I’ve been doing this for quite awhile and have learned much. Since when I first started this blog I’ve written hundreds of essays, created several training guides, posted dozens of videos, and have started my own club which now boasts four teachers.
So now I think it’s time to start over. I am going to restart my studies of the manuals from the beginning. And this time I’m not going to cheat. I am going to write my gloss on every passage of every page and try to not skip over the boring parts this time.
And now that I have a decent camera and a group of dedicated fencers, I hope to include far more illustrations and videos to augment my written explanations of the text.
What is a Gloss?
For those of you who don’t know what a gloss is, we have to look back to the education system of the middle ages. During that time, it was customary for students to write about the material that they were learning. And by “write about” I don’t mean an essay or two. They had to comment on everything found in the book they were studying.
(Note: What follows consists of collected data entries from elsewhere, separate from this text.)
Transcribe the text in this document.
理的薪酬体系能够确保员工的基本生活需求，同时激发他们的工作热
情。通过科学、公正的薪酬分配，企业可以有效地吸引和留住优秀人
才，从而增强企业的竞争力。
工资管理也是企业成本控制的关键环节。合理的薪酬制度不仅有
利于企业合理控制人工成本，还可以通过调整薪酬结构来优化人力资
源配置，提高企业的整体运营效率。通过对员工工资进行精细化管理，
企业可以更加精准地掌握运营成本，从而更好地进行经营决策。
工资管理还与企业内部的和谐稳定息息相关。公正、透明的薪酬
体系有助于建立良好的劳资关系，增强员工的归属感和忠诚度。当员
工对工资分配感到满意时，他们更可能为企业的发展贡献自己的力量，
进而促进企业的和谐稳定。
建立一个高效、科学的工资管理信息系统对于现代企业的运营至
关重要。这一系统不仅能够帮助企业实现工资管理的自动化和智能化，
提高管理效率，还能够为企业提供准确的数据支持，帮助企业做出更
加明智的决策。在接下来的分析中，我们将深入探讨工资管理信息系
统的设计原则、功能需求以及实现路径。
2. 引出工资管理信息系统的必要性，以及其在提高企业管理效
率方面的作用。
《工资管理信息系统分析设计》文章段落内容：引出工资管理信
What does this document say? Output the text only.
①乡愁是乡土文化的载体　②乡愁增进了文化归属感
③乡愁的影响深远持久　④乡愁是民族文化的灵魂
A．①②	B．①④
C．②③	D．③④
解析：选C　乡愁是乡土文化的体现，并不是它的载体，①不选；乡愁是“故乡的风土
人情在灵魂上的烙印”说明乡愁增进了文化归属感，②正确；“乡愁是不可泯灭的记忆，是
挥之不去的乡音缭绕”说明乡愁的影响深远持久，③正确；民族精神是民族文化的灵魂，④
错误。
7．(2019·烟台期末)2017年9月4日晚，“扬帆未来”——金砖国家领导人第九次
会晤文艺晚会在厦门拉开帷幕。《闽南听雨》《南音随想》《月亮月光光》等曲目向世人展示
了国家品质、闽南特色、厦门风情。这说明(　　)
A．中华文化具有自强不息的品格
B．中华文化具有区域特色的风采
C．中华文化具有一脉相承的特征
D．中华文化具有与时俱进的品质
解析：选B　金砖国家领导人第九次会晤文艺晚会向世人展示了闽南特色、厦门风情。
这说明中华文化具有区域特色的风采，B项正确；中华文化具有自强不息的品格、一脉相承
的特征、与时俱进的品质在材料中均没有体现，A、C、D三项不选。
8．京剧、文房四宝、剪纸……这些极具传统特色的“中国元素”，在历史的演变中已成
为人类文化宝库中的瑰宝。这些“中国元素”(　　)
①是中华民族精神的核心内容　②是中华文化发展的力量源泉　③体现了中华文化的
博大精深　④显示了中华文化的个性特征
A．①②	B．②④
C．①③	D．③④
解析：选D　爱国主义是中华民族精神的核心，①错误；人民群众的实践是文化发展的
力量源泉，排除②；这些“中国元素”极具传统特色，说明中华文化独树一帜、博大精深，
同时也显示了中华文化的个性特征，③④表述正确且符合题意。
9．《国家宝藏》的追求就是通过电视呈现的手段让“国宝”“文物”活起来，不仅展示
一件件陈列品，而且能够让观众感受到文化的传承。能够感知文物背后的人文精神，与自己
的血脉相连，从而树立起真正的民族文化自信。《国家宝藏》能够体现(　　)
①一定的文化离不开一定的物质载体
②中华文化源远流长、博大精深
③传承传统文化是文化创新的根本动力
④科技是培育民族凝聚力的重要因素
They didn’t have to agree with what was being said, but they had to demonstrate that they understood it well enough to argue that it was right or wrong.
In historic martial arts we see several examples of this as part of the Lichtenauer tradition, but it didn’t stop there. A student would be expected to create a commentary or glossary (collection of glosses) on subjects ranging from the works of Aristotle to the Holy Bible. Many of these still exist, stored in countless universities much like todays schools may store a doctorial thesis.